What could cause a quadrature encoder to produce this output?

I'm working on a software quadrature decoder and testing with a Lego EV3 medium motor (which has an integrated quadrature encoder).

The thing is, while the large motor produces perfectly normal-looking quadrature output, my medium motor produces this:

Forward Reverse Close forward rise Close reverse rise

Channel 2 transitions always lead Channel 1 by 130-200µs. It is, technically, the right transition sequence for quadrature, but the two signals are almost in phase or antiphase depending on direction.

It's notable that these waveforms are consistent with the ev3dev implementation of the decoder (which I assume is consistent with the Lego implementation) which runs at half resolution by treating edges on one input as clocks and the difference between the two signals as direction. These waveforms act like they're preparing specifically for that kind of detection.

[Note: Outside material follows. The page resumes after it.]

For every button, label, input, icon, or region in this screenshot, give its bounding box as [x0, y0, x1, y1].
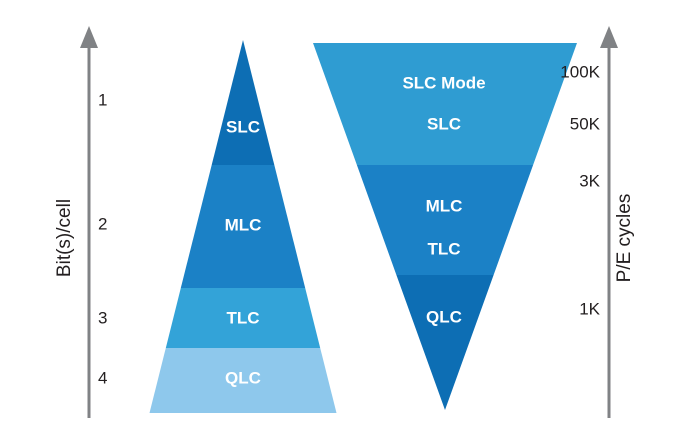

I had hoped to avoid doing it that way because of the reduced precision. I want the code to be a generic, full-precision quadrature decoder but also to work with these motors.

The schematics that Lego provide shows what looks to me like a perfectly normal encoder: EV3 medium motor schematic

Even if the sensors aren't well aligned or if they're slow to transition because the LED is too weak, they still shouldn't produce this output should they? My reasoning is that if it's an alignment problem then they should show the same phase overlap in both directions -- not a negative one.

I'm wondering if both lines are ramping slowly, internally, but the transition of the schmitt trigger output on one line causes some kind of noise that provokes earlier detection on the other line.

That doesn't sound right. Does anybody have any better ideas what's going on here?